Rand Paul Is a Radical Choice for President (Let Us Count the Ways)
Rand Paul has some unorthodox views that could throw the business community a curve ball. Yet he could still lock up a Republican nomination.
BY JEREMY QUITTNER, SENIOR WRITER, INC. @JEREMYQUITTNER
Getty Images
It’s official, Rand Paul, the junior senator from Kentucky, is running for president–and though his libertarian rhetoric has many enthusiasts among entrepreneurs, a win for Rand might just imperil businesses in general.
Paul announced his decision to run on the Republican ticket for president in 2016 on his Web site on Tuesday morning. Among other pronouncements, he says he plans to return the country to its founding principles of liberty and limited government, should he win the election.
But Paul, known as a libertarian by some and populist conservative by others, won’t necessarily be a friend to small business. Sure, his Laissez-faire attitude toward regulations and business in general has many acolytes in the business world including the former Pacific Investment Management Co. fund manager Bill Gross and, perhaps, Paypal founder Peter Thiel. He’s also staked out some controversial views on policies that could stir up trouble among business owners who like stability and predictability, which helps them plan and grow.
“Paul is an honest believer in free markets and the idea that the market will fix whatever hurts the nation,” says John Hudak a fellow in government studies at Brookings Institution, the public policy think tank in Washington, D.C.
Paul, 52, is trained as an ophthalmologist.
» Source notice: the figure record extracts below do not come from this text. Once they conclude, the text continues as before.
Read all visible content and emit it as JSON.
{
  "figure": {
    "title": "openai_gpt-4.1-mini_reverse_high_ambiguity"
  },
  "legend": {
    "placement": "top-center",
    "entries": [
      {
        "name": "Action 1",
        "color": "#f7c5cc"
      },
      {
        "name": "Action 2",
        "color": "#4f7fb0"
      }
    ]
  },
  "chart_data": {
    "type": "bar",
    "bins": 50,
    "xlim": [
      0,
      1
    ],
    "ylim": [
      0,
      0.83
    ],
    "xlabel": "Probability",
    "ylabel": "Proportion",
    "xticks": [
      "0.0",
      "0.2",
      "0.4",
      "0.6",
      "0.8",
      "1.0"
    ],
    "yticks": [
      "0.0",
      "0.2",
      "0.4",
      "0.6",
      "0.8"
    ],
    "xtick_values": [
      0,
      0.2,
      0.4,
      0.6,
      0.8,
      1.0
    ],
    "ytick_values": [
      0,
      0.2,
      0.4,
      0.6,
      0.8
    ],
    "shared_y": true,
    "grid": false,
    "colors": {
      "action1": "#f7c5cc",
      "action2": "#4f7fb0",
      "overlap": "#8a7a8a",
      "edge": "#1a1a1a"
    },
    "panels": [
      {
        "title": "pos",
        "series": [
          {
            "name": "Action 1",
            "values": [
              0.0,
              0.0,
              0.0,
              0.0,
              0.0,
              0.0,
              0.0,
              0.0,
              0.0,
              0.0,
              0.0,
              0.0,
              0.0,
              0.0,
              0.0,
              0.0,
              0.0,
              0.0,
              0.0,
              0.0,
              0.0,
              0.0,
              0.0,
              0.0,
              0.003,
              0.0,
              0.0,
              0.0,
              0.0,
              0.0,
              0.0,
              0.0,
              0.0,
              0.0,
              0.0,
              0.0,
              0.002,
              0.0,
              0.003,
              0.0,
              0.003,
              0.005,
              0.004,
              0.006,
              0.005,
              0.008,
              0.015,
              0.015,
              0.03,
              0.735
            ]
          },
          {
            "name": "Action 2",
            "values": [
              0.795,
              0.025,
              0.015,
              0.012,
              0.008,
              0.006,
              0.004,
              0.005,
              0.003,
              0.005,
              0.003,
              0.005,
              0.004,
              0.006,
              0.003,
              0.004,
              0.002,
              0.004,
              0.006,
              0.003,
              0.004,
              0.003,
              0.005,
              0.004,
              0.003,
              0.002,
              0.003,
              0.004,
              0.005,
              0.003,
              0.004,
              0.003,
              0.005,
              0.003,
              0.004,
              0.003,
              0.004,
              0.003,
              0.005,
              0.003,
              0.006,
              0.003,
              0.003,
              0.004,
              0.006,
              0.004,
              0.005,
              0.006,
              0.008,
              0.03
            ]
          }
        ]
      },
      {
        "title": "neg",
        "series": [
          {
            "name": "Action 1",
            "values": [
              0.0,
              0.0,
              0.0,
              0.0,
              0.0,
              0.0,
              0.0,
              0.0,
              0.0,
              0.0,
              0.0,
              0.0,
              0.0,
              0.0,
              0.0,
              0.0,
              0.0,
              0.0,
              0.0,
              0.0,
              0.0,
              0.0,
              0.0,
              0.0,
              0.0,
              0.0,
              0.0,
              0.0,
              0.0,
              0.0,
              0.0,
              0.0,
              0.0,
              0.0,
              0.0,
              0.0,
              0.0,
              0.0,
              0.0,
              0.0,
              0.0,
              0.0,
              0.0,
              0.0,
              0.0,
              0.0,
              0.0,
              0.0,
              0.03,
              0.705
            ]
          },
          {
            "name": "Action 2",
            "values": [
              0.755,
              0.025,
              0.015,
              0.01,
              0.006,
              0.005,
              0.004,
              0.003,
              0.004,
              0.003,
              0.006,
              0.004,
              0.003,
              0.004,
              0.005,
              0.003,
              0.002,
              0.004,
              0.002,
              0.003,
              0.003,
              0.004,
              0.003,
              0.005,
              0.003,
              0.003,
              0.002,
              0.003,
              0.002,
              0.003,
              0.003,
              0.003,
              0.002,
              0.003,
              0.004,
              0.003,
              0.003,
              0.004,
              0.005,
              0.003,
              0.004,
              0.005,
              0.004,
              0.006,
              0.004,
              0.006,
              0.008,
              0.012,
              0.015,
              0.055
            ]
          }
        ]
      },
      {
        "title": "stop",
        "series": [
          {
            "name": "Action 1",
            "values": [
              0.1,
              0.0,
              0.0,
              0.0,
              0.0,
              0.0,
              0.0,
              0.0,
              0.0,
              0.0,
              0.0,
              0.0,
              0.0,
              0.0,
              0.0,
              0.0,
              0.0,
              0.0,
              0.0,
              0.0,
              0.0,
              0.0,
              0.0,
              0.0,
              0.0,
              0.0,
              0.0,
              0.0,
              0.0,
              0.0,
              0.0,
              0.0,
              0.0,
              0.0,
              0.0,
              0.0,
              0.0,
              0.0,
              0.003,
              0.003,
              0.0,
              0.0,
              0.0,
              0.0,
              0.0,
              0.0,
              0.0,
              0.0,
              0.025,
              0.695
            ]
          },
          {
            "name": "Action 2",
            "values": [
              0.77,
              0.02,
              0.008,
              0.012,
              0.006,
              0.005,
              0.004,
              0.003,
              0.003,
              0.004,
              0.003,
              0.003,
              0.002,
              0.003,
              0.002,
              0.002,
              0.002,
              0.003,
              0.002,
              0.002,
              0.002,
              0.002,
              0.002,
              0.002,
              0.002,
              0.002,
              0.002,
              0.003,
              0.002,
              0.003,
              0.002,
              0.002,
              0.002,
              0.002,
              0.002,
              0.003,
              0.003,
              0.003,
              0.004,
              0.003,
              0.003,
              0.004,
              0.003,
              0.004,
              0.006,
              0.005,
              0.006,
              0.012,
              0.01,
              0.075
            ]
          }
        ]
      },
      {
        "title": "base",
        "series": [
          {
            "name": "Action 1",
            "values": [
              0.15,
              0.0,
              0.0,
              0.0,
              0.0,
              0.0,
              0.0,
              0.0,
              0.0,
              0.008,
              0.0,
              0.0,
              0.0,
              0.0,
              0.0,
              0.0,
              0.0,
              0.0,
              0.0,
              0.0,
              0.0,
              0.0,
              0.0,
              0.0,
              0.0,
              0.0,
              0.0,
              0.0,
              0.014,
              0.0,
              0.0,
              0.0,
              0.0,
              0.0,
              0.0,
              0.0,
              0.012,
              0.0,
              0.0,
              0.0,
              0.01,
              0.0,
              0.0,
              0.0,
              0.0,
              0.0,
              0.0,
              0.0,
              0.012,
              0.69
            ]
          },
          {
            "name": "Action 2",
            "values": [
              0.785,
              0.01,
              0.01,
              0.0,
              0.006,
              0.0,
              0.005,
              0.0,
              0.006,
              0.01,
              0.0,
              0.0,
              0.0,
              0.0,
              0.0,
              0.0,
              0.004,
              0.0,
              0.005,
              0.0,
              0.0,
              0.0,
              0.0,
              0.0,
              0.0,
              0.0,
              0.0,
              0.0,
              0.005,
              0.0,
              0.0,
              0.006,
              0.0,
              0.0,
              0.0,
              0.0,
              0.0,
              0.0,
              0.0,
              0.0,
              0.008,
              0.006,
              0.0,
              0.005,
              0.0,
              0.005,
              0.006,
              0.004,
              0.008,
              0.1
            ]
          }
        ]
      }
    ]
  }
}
He spent more than a decade in private practice before venturing into politics, following in the footsteps of his father Ron Paul, the former U.S. Congressman from Texas and three-time presidential nominee. Like his father, Sen. Paul has aspirations to reform the criminal justice system and legalize medical marijuana usage. He has also come out forcefully against the National Security Agency’s mass surveillance practices–all ideas that tend to fly in the face of standard Republican thinking.
When it comes to issues that directly affect small business owners, his record has been uneven at best. In 2013, he voted with his party against comprehensive immigration reform, an issue that’s critical to the growth of the agricultural and tech sectors. He also voted against raising the minimum wage, against tax cuts for the middle class, and most importantly to entrepreneurs, against the Small Business Jobs and Tax Relief Act in 2012. That would have given small business owners a tax credit for wages paid to employees, and would have extended a 100 percent bonus depreciation allowance.
Marco Rubio, the junior senator from Florida, who is also expected to announce his run for the presidency at an April 13 news conference, voted both for immigration reform and for the small business bill, breaking with most of his party to do so.
The only other Republican to officially announce his run for the presidency is the Tea Party candidate Ted Cruz, the junior senator from Texas. Compared to Cruz, policy analysts say Paul’s thinking is perhaps a bit more nuanced and less extreme.
On the Federal Reserve Bank, for example, Cruz has said he favors abolishing the central bank, along with the Internal Revenue Service. While that may play well to some of the more extreme members of the Republican party in the primaries, political experts don’t see such talk surviving in a general election campaign.
By contrast, Paul has said he’d like to scale back the authority of the Federal Reserve and make it more accountable to Congressional audits. Nevertheless, he has also opposed its policies since the Great Recession, including the monetary policy known as quantitative easing. Under that policy, the Federal Reserve has kept interest rates low and engaged for period of years in a campaign of aggressive bond purchases that have increased monetary supply and bolstered the stock market.
And in classic libertarian fiat, Paul, like his father, has also said he favors returning the dollar to the gold standard, which he thinks would make the monetary supply more stable. Economists have widely discredited this theory, saying it would hobble the ability of the central bank to act and make adjustments during times of economic crisis. Adherence to the gold standard is one of the policies that prolonged the Great Depression, they say.
In addition to Rubio and Cruz, Paul is expected to be joined on the Republican presidential slate by former Florida Governor Jeb Bush, and Wisconsin Governor Scott Walker, who currently poll as the Republican favorites. According to Reuters, 8 percent of likely Republican voters currently favor Paul.
“He is a long-shot,” says Dean Baker, co-director of the Center for Economic Policy and Research, in Washington, D.C. He adds that Paul’s chances could change after the first primaries.
“If he is still standing after the first caucuses, he would rate high in my list, higher than either Bush or Walker in terms of who can stay,” Baker says.